= Leffert Lefferts =

Leffert Lefferts (April 12, 1774 – March 22, 1847) was the first President of the Long Island Bank, the first bank in Brooklyn, New York.

==Early life==
Lefferts was born at the Bedford homestead on April 12, 1774. He was the son of Leffert Lefferts (1727–1804) and Dorothy (née Couwenhoven) Lefferts (1738–1816). The Lefferts family were an important family in the history of Brooklyn and were among the financiers of the State of New York.

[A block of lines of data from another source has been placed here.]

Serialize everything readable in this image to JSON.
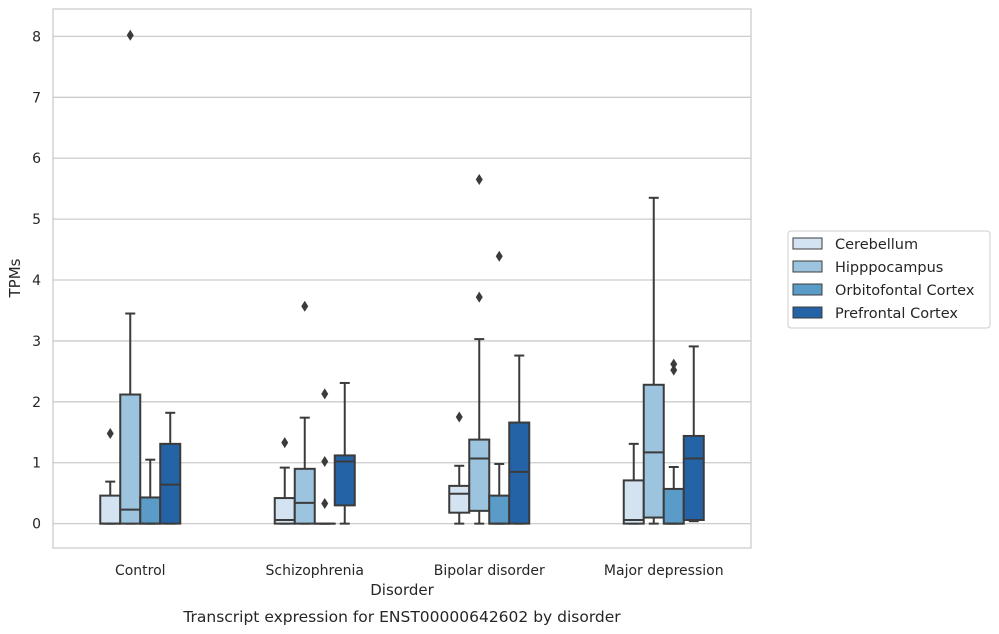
{
  "chart_data": {
    "type": "box",
    "caption": "Transcript expression for ENST00000642602 by disorder",
    "xlabel": "Disorder",
    "ylabel": "TPMs",
    "ylim": [
      -0.4,
      8.45
    ],
    "yticks": [
      0,
      1,
      2,
      3,
      4,
      5,
      6,
      7,
      8
    ],
    "grid": "horizontal",
    "legend_position": "right",
    "categories": [
      "Control",
      "Schizophrenia",
      "Bipolar disorder",
      "Major depression"
    ],
    "series": [
      {
        "name": "Cerebellum",
        "color": "#d4e3f2",
        "boxes": [
          {
            "whislo": 0.0,
            "q1": 0.0,
            "med": 0.0,
            "q3": 0.46,
            "whishi": 0.69,
            "fliers": [
              1.48
            ]
          },
          {
            "whislo": 0.0,
            "q1": 0.0,
            "med": 0.06,
            "q3": 0.42,
            "whishi": 0.92,
            "fliers": [
              1.33
            ]
          },
          {
            "whislo": 0.0,
            "q1": 0.18,
            "med": 0.49,
            "q3": 0.62,
            "whishi": 0.95,
            "fliers": [
              1.75
            ]
          },
          {
            "whislo": 0.0,
            "q1": 0.0,
            "med": 0.06,
            "q3": 0.71,
            "whishi": 1.31,
            "fliers": []
          }
        ]
      },
      {
        "name": "Hipppocampus",
        "color": "#9cc4de",
        "boxes": [
          {
            "whislo": 0.0,
            "q1": 0.0,
            "med": 0.23,
            "q3": 2.12,
            "whishi": 3.45,
            "fliers": [
              8.02
            ]
          },
          {
            "whislo": 0.0,
            "q1": 0.0,
            "med": 0.34,
            "q3": 0.9,
            "whishi": 1.74,
            "fliers": [
              3.57
            ]
          },
          {
            "whislo": 0.0,
            "q1": 0.21,
            "med": 1.07,
            "q3": 1.38,
            "whishi": 3.03,
            "fliers": [
              3.72,
              5.65
            ]
          },
          {
            "whislo": 0.0,
            "q1": 0.1,
            "med": 1.17,
            "q3": 2.28,
            "whishi": 5.35,
            "fliers": []
          }
        ]
      },
      {
        "name": "Orbitofontal Cortex",
        "color": "#5a9bc8",
        "boxes": [
          {
            "whislo": 0.0,
            "q1": 0.0,
            "med": 0.0,
            "q3": 0.43,
            "whishi": 1.05,
            "fliers": []
          },
          {
            "whislo": 0.0,
            "q1": 0.0,
            "med": 0.0,
            "q3": 0.0,
            "whishi": 0.0,
            "fliers": [
              0.33,
              1.02,
              2.13
            ]
          },
          {
            "whislo": 0.0,
            "q1": 0.0,
            "med": 0.0,
            "q3": 0.46,
            "whishi": 0.98,
            "fliers": [
              4.39
            ]
          },
          {
            "whislo": 0.0,
            "q1": 0.0,
            "med": 0.0,
            "q3": 0.57,
            "whishi": 0.93,
            "fliers": [
              2.52,
              2.62
            ]
          }
        ]
      },
      {
        "name": "Prefrontal Cortex",
        "color": "#2463a6",
        "boxes": [
          {
            "whislo": 0.0,
            "q1": 0.0,
            "med": 0.64,
            "q3": 1.31,
            "whishi": 1.82,
            "fliers": []
          },
          {
            "whislo": 0.0,
            "q1": 0.3,
            "med": 1.02,
            "q3": 1.12,
            "whishi": 2.31,
            "fliers": []
          },
          {
            "whislo": 0.0,
            "q1": 0.0,
            "med": 0.85,
            "q3": 1.66,
            "whishi": 2.76,
            "fliers": []
          },
          {
            "whislo": 0.04,
            "q1": 0.06,
            "med": 1.07,
            "q3": 1.44,
            "whishi": 2.91,
            "fliers": []
          }
        ]
      }
    ]
  }
}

He attended Columbia College in 1794.

==Career==
Lefferts, a Federalist, twice ran, unsuccessfully, for U.S. Congress, losing to his own cousin, John Lefferts, a Democratic-Republican, in 1813. He was also the first judge of Kings County. In 1824, Lefferts, along with Jehiel Jagger, Fanning C. Tucker, Jacob Hicks, Thomas Everitt Jr., founded the Long Island Bank, the first bank in Brooklyn, of which Lefferts served as president.

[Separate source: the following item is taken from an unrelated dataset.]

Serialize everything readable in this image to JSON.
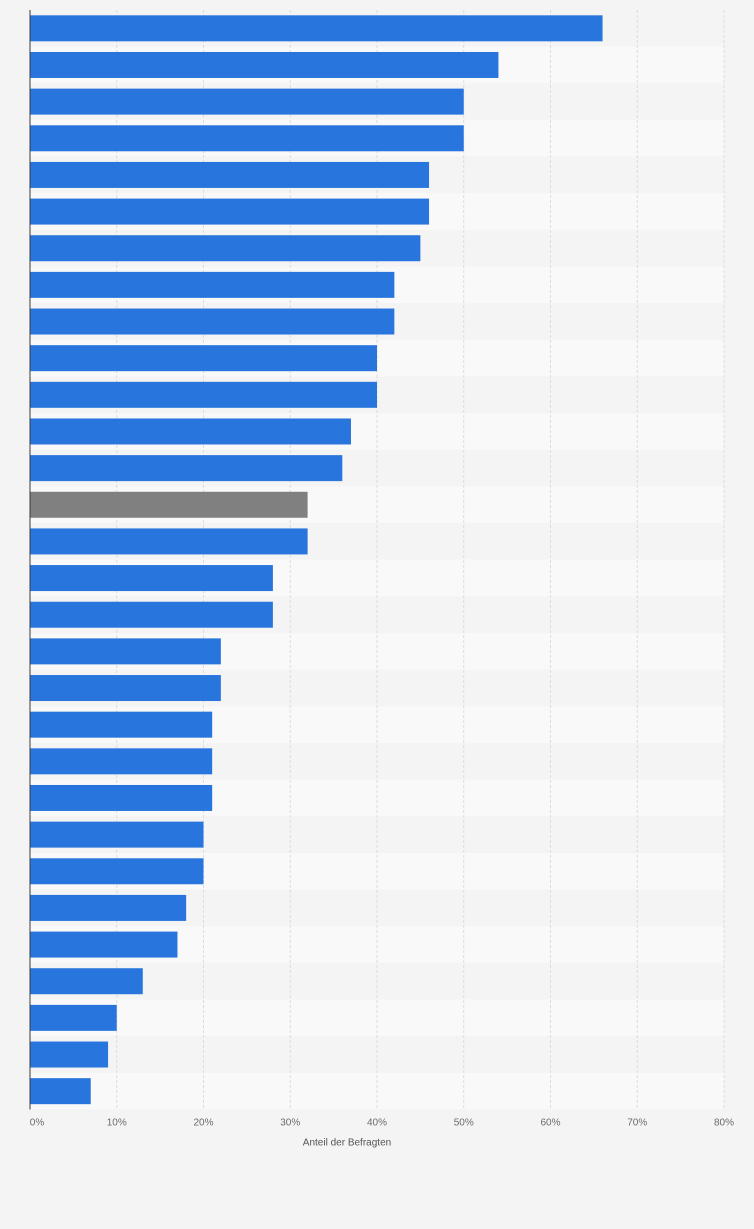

Judge Lefferts also owned substantial land holdings, which were managed by his son-in-law, James Carson Brevoort, who served as private secretary to Washington Irving when Irving was appointed as United States Minister to Spain in 1842. While members of his family owned slaves, including John Lefferts, Leffert himself did not, and instead, the 1830 census shows "three free people of color" living with members of his family.

==Personal life==
Lefferts was married to Maria Benson (1793–1875). Maria was the daughter of Dinah (née Couwenhoven) Benson and Lieutenant Colonel Robert Benson (1739–1823), Clerk of the New York State Senate. She was also the sister of New York City Alderman Egbert Benson and niece of U.S. Representative, Egbert Benson. Together, Maria and Leffert were the parents of:

- Elizabeth Dorothea Lefferts (1824–1896), who married James Carson Brevoort (1818–1887), a collector of rare books and coins, in 1845.
- Leffert Lefferts (1826–1827), who died young.

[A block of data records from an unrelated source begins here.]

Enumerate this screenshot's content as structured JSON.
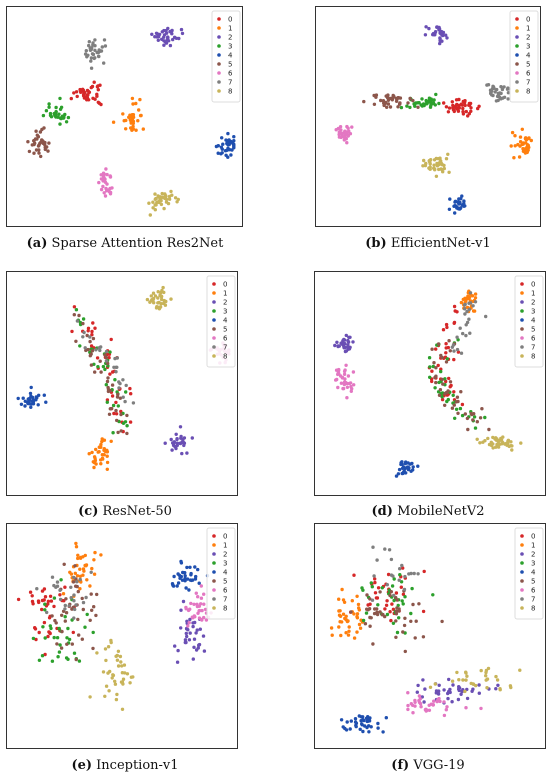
{
  "figure": {
    "colors": {
      "0": "#d62728",
      "1": "#ff7f0e",
      "2": "#6a4fb4",
      "3": "#2ca02c",
      "4": "#1f4faf",
      "5": "#8c564b",
      "6": "#e377c2",
      "7": "#7f7f7f",
      "8": "#c8b45a"
    }
  },
  "chart_data": [
    {
      "type": "scatter",
      "caption_label": "(a)",
      "caption_text": "Sparse Attention Res2Net",
      "legend": [
        "0",
        "1",
        "2",
        "3",
        "4",
        "5",
        "6",
        "7",
        "8"
      ],
      "legend_position": "top-right",
      "clusters": [
        {
          "class": "0",
          "center": [
            0.33,
            0.39
          ],
          "spread": [
            0.05,
            0.05
          ],
          "n": 40
        },
        {
          "class": "1",
          "center": [
            0.53,
            0.51
          ],
          "spread": [
            0.04,
            0.06
          ],
          "n": 35
        },
        {
          "class": "2",
          "center": [
            0.68,
            0.11
          ],
          "spread": [
            0.05,
            0.04
          ],
          "n": 35
        },
        {
          "class": "3",
          "center": [
            0.19,
            0.48
          ],
          "spread": [
            0.05,
            0.04
          ],
          "n": 30
        },
        {
          "class": "4",
          "center": [
            0.96,
            0.64
          ],
          "spread": [
            0.04,
            0.04
          ],
          "n": 35
        },
        {
          "class": "5",
          "center": [
            0.12,
            0.62
          ],
          "spread": [
            0.05,
            0.05
          ],
          "n": 35
        },
        {
          "class": "6",
          "center": [
            0.41,
            0.82
          ],
          "spread": [
            0.03,
            0.05
          ],
          "n": 30
        },
        {
          "class": "7",
          "center": [
            0.36,
            0.17
          ],
          "spread": [
            0.04,
            0.05
          ],
          "n": 35
        },
        {
          "class": "8",
          "center": [
            0.67,
            0.91
          ],
          "spread": [
            0.05,
            0.04
          ],
          "n": 40
        }
      ]
    },
    {
      "type": "scatter",
      "caption_label": "(b)",
      "caption_text": "EfficientNet-v1",
      "legend": [
        "0",
        "1",
        "2",
        "3",
        "4",
        "5",
        "6",
        "7",
        "8"
      ],
      "legend_position": "top-right",
      "clusters": [
        {
          "class": "0",
          "center": [
            0.66,
            0.45
          ],
          "spread": [
            0.07,
            0.03
          ],
          "n": 40
        },
        {
          "class": "1",
          "center": [
            0.95,
            0.63
          ],
          "spread": [
            0.04,
            0.05
          ],
          "n": 35
        },
        {
          "class": "2",
          "center": [
            0.54,
            0.09
          ],
          "spread": [
            0.04,
            0.04
          ],
          "n": 30
        },
        {
          "class": "3",
          "center": [
            0.48,
            0.43
          ],
          "spread": [
            0.07,
            0.02
          ],
          "n": 35
        },
        {
          "class": "4",
          "center": [
            0.64,
            0.93
          ],
          "spread": [
            0.04,
            0.03
          ],
          "n": 30
        },
        {
          "class": "5",
          "center": [
            0.32,
            0.42
          ],
          "spread": [
            0.07,
            0.03
          ],
          "n": 40
        },
        {
          "class": "6",
          "center": [
            0.09,
            0.58
          ],
          "spread": [
            0.04,
            0.04
          ],
          "n": 30
        },
        {
          "class": "7",
          "center": [
            0.82,
            0.37
          ],
          "spread": [
            0.05,
            0.04
          ],
          "n": 35
        },
        {
          "class": "8",
          "center": [
            0.53,
            0.73
          ],
          "spread": [
            0.05,
            0.04
          ],
          "n": 40
        }
      ]
    },
    {
      "type": "scatter",
      "caption_label": "(c)",
      "caption_text": "ResNet-50",
      "legend": [
        "0",
        "1",
        "2",
        "3",
        "4",
        "5",
        "6",
        "7",
        "8"
      ],
      "legend_position": "top-right",
      "clusters": [
        {
          "class": "0",
          "band": [
            [
              0.25,
              0.15
            ],
            [
              0.42,
              0.35
            ],
            [
              0.48,
              0.55
            ],
            [
              0.5,
              0.72
            ]
          ],
          "jitter": 0.05,
          "n": 40
        },
        {
          "class": "1",
          "center": [
            0.4,
            0.82
          ],
          "spread": [
            0.04,
            0.07
          ],
          "n": 35
        },
        {
          "class": "2",
          "center": [
            0.76,
            0.78
          ],
          "spread": [
            0.04,
            0.04
          ],
          "n": 30
        },
        {
          "class": "3",
          "band": [
            [
              0.25,
              0.15
            ],
            [
              0.4,
              0.35
            ],
            [
              0.46,
              0.55
            ],
            [
              0.5,
              0.72
            ]
          ],
          "jitter": 0.05,
          "n": 35
        },
        {
          "class": "4",
          "center": [
            0.08,
            0.57
          ],
          "spread": [
            0.04,
            0.04
          ],
          "n": 30
        },
        {
          "class": "5",
          "band": [
            [
              0.25,
              0.15
            ],
            [
              0.38,
              0.35
            ],
            [
              0.45,
              0.55
            ],
            [
              0.48,
              0.72
            ]
          ],
          "jitter": 0.05,
          "n": 40
        },
        {
          "class": "6",
          "center": [
            0.96,
            0.34
          ],
          "spread": [
            0.04,
            0.03
          ],
          "n": 30
        },
        {
          "class": "7",
          "band": [
            [
              0.3,
              0.2
            ],
            [
              0.44,
              0.4
            ],
            [
              0.52,
              0.6
            ]
          ],
          "jitter": 0.05,
          "n": 25
        },
        {
          "class": "8",
          "center": [
            0.67,
            0.09
          ],
          "spread": [
            0.05,
            0.04
          ],
          "n": 35
        }
      ]
    },
    {
      "type": "scatter",
      "caption_label": "(d)",
      "caption_text": "MobileNetV2",
      "legend": [
        "0",
        "1",
        "2",
        "3",
        "4",
        "5",
        "6",
        "7",
        "8"
      ],
      "legend_position": "top-right",
      "clusters": [
        {
          "class": "0",
          "band": [
            [
              0.62,
              0.15
            ],
            [
              0.58,
              0.3
            ],
            [
              0.52,
              0.45
            ],
            [
              0.6,
              0.58
            ]
          ],
          "jitter": 0.05,
          "n": 40
        },
        {
          "class": "1",
          "center": [
            0.68,
            0.1
          ],
          "spread": [
            0.03,
            0.05
          ],
          "n": 30
        },
        {
          "class": "2",
          "center": [
            0.1,
            0.3
          ],
          "spread": [
            0.04,
            0.04
          ],
          "n": 30
        },
        {
          "class": "3",
          "band": [
            [
              0.58,
              0.3
            ],
            [
              0.52,
              0.45
            ],
            [
              0.6,
              0.58
            ],
            [
              0.72,
              0.7
            ]
          ],
          "jitter": 0.05,
          "n": 35
        },
        {
          "class": "4",
          "center": [
            0.38,
            0.9
          ],
          "spread": [
            0.04,
            0.04
          ],
          "n": 30
        },
        {
          "class": "5",
          "band": [
            [
              0.58,
              0.3
            ],
            [
              0.52,
              0.45
            ],
            [
              0.62,
              0.6
            ],
            [
              0.72,
              0.68
            ]
          ],
          "jitter": 0.05,
          "n": 40
        },
        {
          "class": "6",
          "center": [
            0.1,
            0.48
          ],
          "spread": [
            0.05,
            0.05
          ],
          "n": 35
        },
        {
          "class": "7",
          "band": [
            [
              0.7,
              0.08
            ],
            [
              0.66,
              0.22
            ],
            [
              0.6,
              0.35
            ]
          ],
          "jitter": 0.04,
          "n": 25
        },
        {
          "class": "8",
          "center": [
            0.82,
            0.78
          ],
          "spread": [
            0.08,
            0.03
          ],
          "n": 40
        }
      ]
    },
    {
      "type": "scatter",
      "caption_label": "(e)",
      "caption_text": "Inception-v1",
      "legend": [
        "0",
        "1",
        "2",
        "3",
        "4",
        "5",
        "6",
        "7",
        "8"
      ],
      "legend_position": "top-right",
      "clusters": [
        {
          "class": "0",
          "center": [
            0.15,
            0.4
          ],
          "spread": [
            0.1,
            0.15
          ],
          "n": 40
        },
        {
          "class": "1",
          "center": [
            0.3,
            0.18
          ],
          "spread": [
            0.06,
            0.1
          ],
          "n": 40
        },
        {
          "class": "2",
          "center": [
            0.82,
            0.48
          ],
          "spread": [
            0.05,
            0.1
          ],
          "n": 35
        },
        {
          "class": "3",
          "center": [
            0.2,
            0.48
          ],
          "spread": [
            0.1,
            0.15
          ],
          "n": 35
        },
        {
          "class": "4",
          "center": [
            0.79,
            0.22
          ],
          "spread": [
            0.05,
            0.05
          ],
          "n": 35
        },
        {
          "class": "5",
          "center": [
            0.28,
            0.38
          ],
          "spread": [
            0.1,
            0.18
          ],
          "n": 40
        },
        {
          "class": "6",
          "center": [
            0.85,
            0.38
          ],
          "spread": [
            0.05,
            0.08
          ],
          "n": 35
        },
        {
          "class": "7",
          "center": [
            0.25,
            0.3
          ],
          "spread": [
            0.1,
            0.1
          ],
          "n": 25
        },
        {
          "class": "8",
          "center": [
            0.46,
            0.68
          ],
          "spread": [
            0.06,
            0.12
          ],
          "n": 40
        }
      ]
    },
    {
      "type": "scatter",
      "caption_label": "(f)",
      "caption_text": "VGG-19",
      "legend": [
        "0",
        "1",
        "2",
        "3",
        "4",
        "5",
        "6",
        "7",
        "8"
      ],
      "legend_position": "top-right",
      "clusters": [
        {
          "class": "0",
          "center": [
            0.3,
            0.3
          ],
          "spread": [
            0.12,
            0.12
          ],
          "n": 35
        },
        {
          "class": "1",
          "center": [
            0.12,
            0.4
          ],
          "spread": [
            0.06,
            0.12
          ],
          "n": 40
        },
        {
          "class": "2",
          "center": [
            0.62,
            0.76
          ],
          "spread": [
            0.15,
            0.05
          ],
          "n": 40
        },
        {
          "class": "3",
          "center": [
            0.28,
            0.34
          ],
          "spread": [
            0.12,
            0.12
          ],
          "n": 35
        },
        {
          "class": "4",
          "center": [
            0.18,
            0.91
          ],
          "spread": [
            0.08,
            0.04
          ],
          "n": 40
        },
        {
          "class": "5",
          "center": [
            0.3,
            0.4
          ],
          "spread": [
            0.14,
            0.12
          ],
          "n": 45
        },
        {
          "class": "6",
          "center": [
            0.5,
            0.82
          ],
          "spread": [
            0.15,
            0.04
          ],
          "n": 35
        },
        {
          "class": "7",
          "center": [
            0.35,
            0.2
          ],
          "spread": [
            0.1,
            0.1
          ],
          "n": 20
        },
        {
          "class": "8",
          "center": [
            0.7,
            0.7
          ],
          "spread": [
            0.18,
            0.05
          ],
          "n": 30
        }
      ]
    }
  ]
}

Lefferts died on March 22, 1847. He is buried at Green-Wood Cemetery in Brooklyn.

===Descendants===
Through his daughter Elizabeth, he was the grandfather of Henry Lefferts Brevoort (1849–1895), who married Elizabeth Schermerhorn (1852–1928), a daughter of Alfred Schermerhorn and Elizabeth (née Barnewall) Schermerhorn (sister of Louisa Barnewall Van Rensselaer).